Abstract: Let $H$ be a multiplicatively written monoid. Given $k\in{\bf N}^+$, we denote by $\mathscr U_k$ the set of all $\ell\in{\bf N}^+$ such that $a_1\cdots a_k=b_1\cdots b_\ell$ for some atoms $a_1,\ldots,a_k,b_1,\ldots,b_\ell\in H$. The sets $\mathscr U_k$ are one of the most fundamental invariants studied in the theory of non-unique factorization, and understanding their structure is a basic problem in the field: In particular, it is known that, in many cases of interest, these sets are almost arithmetic progressions with the same difference and bound for all large $k$, namely, $H$ satisfies the Structure Theorem for Unions. The present paper improves the current state of the art on this problem.

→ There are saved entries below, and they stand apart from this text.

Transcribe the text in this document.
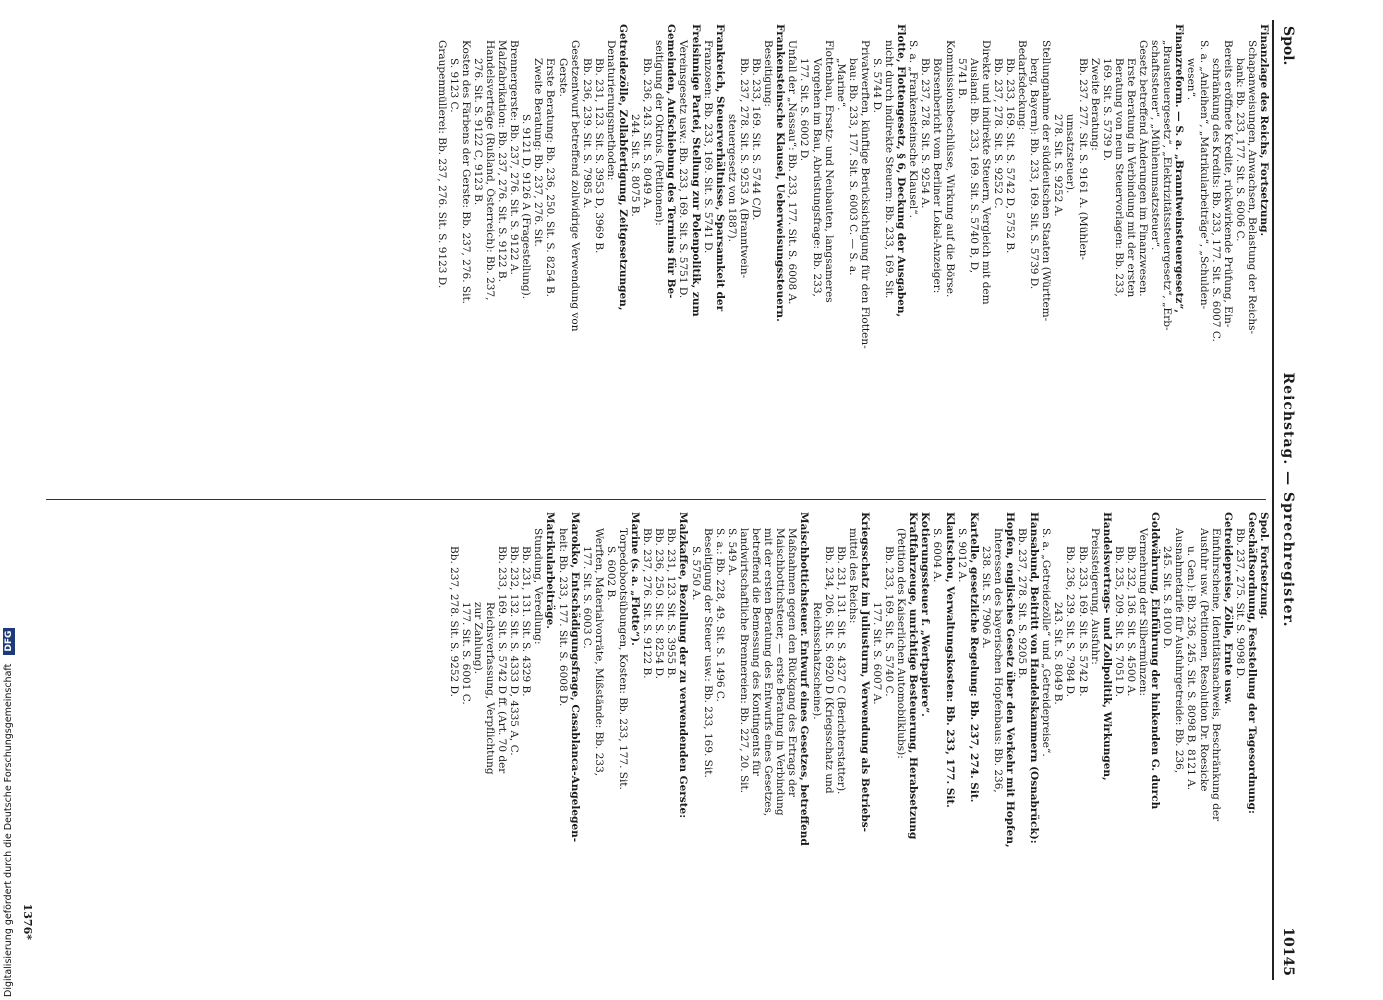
Spol.
Reichstag. — Sprechregister.
10145
Finanzlage des Reichs, Fortsetzung.
Schapanweisungen, Anwachsen, Belastung der Reichs-
bank: Bb. 233, 177. Sit. S. 6006 C.
Bereits eröffnete Kredite, rückwirkende Prüfung, Ein-
schränkung des Kredits: Bb. 233, 177. Sit. S. 6007 C.
S. a. „Anleihen“, „Matrikularbeiträge“, „Schulden-
wesen“.
Finanzreform. — S. a. „Branntweinsteuergesetz“,
„Brausteuergesetz“, „Elektrizitätssteuergesetz“, „Erb-
schaftssteuer“, „Mühlenumsatzsteuer“.
Gesetz betreffend Änderungen im Finanzwesen.
Erste Beratung in Verbindung mit der ersten
Beratung von neun Steuervorlagen: Bb. 233,
169. Sit. S. 5739 D.
Zweite Beratung:
Bb. 237. 277. Sit. S. 9161 A. (Mühlen-
umsatzsteuer).
278. Sit. S. 9252 A.
Stellungnahme der süddeutschen Staaten (Württem-
berg, Bayern): Bb. 233, 169. Sit. S. 5739 D.
Bedarfsdeckung:
Bb. 233, 169. Sit. S. 5742 D, 5752 B.
Bb. 237, 278. Sit. S. 9252 C.
Direkte und indirekte Steuern, Vergleich mit dem
Ausland: Bb. 233, 169. Sit. S. 5740 B, D,
5741 B.
Kommissionsbeschlüsse, Wirkung auf die Börse.
Börsenbericht vom Berliner Lokal-Anzeiger:
Bb. 237, 278. Sit. S. 9254 A.
S. a. „Frankensteinsche Klausel“.
Flotte, Flottengesetz, § 6, Deckung der Ausgaben,
nicht durch indirekte Steuern: Bb. 233, 169. Sit.
S. 5744 D.
Privatwerften, künftige Berücksichtigung für den Flotten-
bau: Bb. 233, 177. Sit. S. 6003 C. — S. a.
„Marine“.
Flottenbau, Ersatz- und Neubauten, langsameres
Vorgehen im Bau, Abrüstungsfrage: Bb. 233,
177. Sit. S. 6002 D.
Unfall der „Nassau“: Bb. 233, 177. Sit. S. 6008 A.
Frankensteinsche Klausel, Ueberweisungssteuern.
Beseitigung:
Bb. 233, 169. Sit. S. 5744 C/D.
Bb. 237, 278. Sit. S. 9253 A (Branntwein-
steuergesetz von 1887).
Frankreich, Steuerverhältnisse, Sparsamkeit der
Franzosen: Bb. 233, 169. Sit. S. 5741 D.
Freisinnige Partei, Stellung zur Polenpolitik, zum
Vereinsgesetz usw.: Bb. 233, 169. Sit. S. 5751 D.
Gemeinden, Aufschiebung des Termins für Be-
seitigung der Oktrois. (Petitionen):
Bb. 236, 243. Sit. S. 8049 A.
244. Sit. S. 8075 B.
Getreidezölle, Zollabfertigung, Zeitgesetzungen,
Denaturierungsmethoden:
Bb. 231, 123. Sit. S. 3953 D, 3969 B.
Bb. 236, 239. Sit. S. 7985 A.
Gesetzentwurf betreffend zollwidrige Verwendung von
Gerste.
Erste Beratung: Bb. 236, 250. Sit. S. 8254 B.
Zweite Beratung: Bb. 237, 276. Sit.
S. 9121 D, 9126 A (Fragestellung).
Brennergerste: Bb. 237, 276. Sit. S. 9122 A.
Malzfabrikation: Bb. 237, 276. Sit. S. 9122 B.
Handelsverträge (Rußland, Österreich): Bb. 237,
276. Sit. S. 9122 C, 9123 B.
Kosten des Färbens der Gerste: Bb. 237, 276. Sit.
S. 9123 C.
Graupenmüllerei: Bb. 237, 276. Sit. S. 9123 D.
Spol. Fortsetzung.
Geschäftsordnung, Feststellung der Tagesordnung:
Bb. 237, 275. Sit. S. 9098 D.
Getreidepreise, Zölle, Ernte usw.
Einfuhrscheine, Identitätsnachweis, Beschränkung der
Ausfuhr usw. (Petitionen, Resolution Dr. Roesicke
u. Gen.): Bb. 236, 245. Sit. S. 8098 B, 8121 A.
Ausnahmetarife für Ausfuhrgetreide: Bb. 236,
245. Sit. S. 8100 D.
Goldwährung, Einführung der hinkenden G. durch
Vermehrung der Silbermünzen:
Bb. 232, 136. Sit. S. 4500 A.
Bb. 235, 209. Sit. S. 7051 D.
Handelsvertrags- und Zollpolitik, Wirkungen,
Preissteigerung, Ausfuhr:
Bb. 233, 169. Sit. S. 5742 B.
Bb. 236, 239. Sit. S. 7984 D.
243. Sit. S. 8049 B.
S. a. „Getreidezölle“ und „Getreidepreise“.
Hansabund, Beitritt von Handelskammern (Osnabrück):
Bb. 237, 278. Sit. S. 9205 B.
Hopfen, englisches Gesetz über den Verkehr mit Hopfen,
Interessen des bayerischen Hopfenbaus: Bb. 236,
238. Sit. S. 7906 A.
Kartelle, gesetzliche Regelung: Bb. 237, 274. Sit.
S. 9012 A.
Klautschou, Verwaltungskosten: Bb. 233, 177. Sit.
S. 6004 A.
Kotierungssteuer f. „Wertpapiere“.
Kraftfahrzeuge, unrichtige Besteuerung, Herabsetzung
(Petition des Kaiserlichen Automobilklubs):
Bb. 233, 169. Sit. S. 5740 C.
177. Sit. S. 6007 A.
Kriegsschatz im Juliusturm, Verwendung als Betriebs-
mittel des Reichs:
Bb. 231, 131. Sit. S. 4327 C (Berichterstatter).
Bb. 234, 206. Sit. S. 6920 D (Kriegsschatz und
Reichsschatzscheine).
Maischbottichsteuer. Entwurf eines Gesetzes, betreffend
Maßnahmen gegen den Rückgang des Ertrags der
Maischbottichsteuer, — erste Beratung in Verbindung
mit der ersten Beratung des Entwurfs eines Gesetzes,
betreffend die Bemessung des Kontingents für
landwirtschaftliche Brennereien: Bb. 227, 20. Sit.
S. 549 A.
S. a.: Bb. 228, 49. Sit. S. 1496 C.
Beseitigung der Steuer usw.: Bb. 233, 169. Sit.
S. 5750 A.
Malzkaffee, Bezollung der zu verwendenden Gerste:
Bb. 231, 123. Sit. S. 3955 B.
Bb. 236, 250. Sit. S. 8254 D.
Bb. 237, 276. Sit. S. 9122 B.
Marine (s. a. „Flotte“).
Torpedobootsübungen, Kosten: Bb. 233, 177. Sit.
S. 6002 B.
Werften, Materialvorräte, Mißstände: Bb. 233,
177. Sit. S. 6003 C.
Marokko, Entschädigungsfrage, Casablanca-Angelegen-
heit: Bb. 233, 177. Sit. S. 6008 D.
Matrikularbeiträge.
Stundung, Veredlung:
Bb. 231, 131. Sit. S. 4329 B.
Bb. 232, 132. Sit. S. 4333 D, 4335 A, C.
Bb. 233, 169. Sit. S. 5742 D ff. (Art. 70 der
Reichsverfassung, Verpflichtung
zur Zahlung).
177. Sit. S. 6001 C.
Bb. 237, 278. Sit. S. 9252 D.
1376*
Digitalisierung gefördert durch die Deutsche Forschungsgemeinschaft DFG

More precisely, we show that, under mild assumptions on $H$, not only does the Structure Theorem for Unions hold, but there also exists $\mu\in{\bf N}^+$ such that, for every $M\in{\bf N}$, the sequences $$ \bigl((\mathscr U_k-\inf\mathscr U_k)\cap[![0,M]!]\bigr){k\ge 1} \quad\text{and}\quad \bigl((\sup\mathscr U_k-\mathscr U_k)\cap[![0,M]!]\bigr){k\ge 1} $$ are $\mu$-periodic from some point on. The result applies, e.g., to (the multiplicative monoid of) all commutative Krull domains (e.g., Dedekind domains) with finite class group; a variety of weakly Krull commutative domains (including all orders in number fields with finite elasticity); some maximal orders in central simple algebras over global fields; and all numerical monoids. Large parts of the proofs are worked out in a "purely additive model", by inquiring into the properties of what we call a subadditive family, i.e., a collection $\mathscr L$ of subsets of $\bf N$ such that, for all $L_1,L_2\in\mathscr L$, there is $L\in\mathscr L$ with $L_1+L_2\subseteq L$.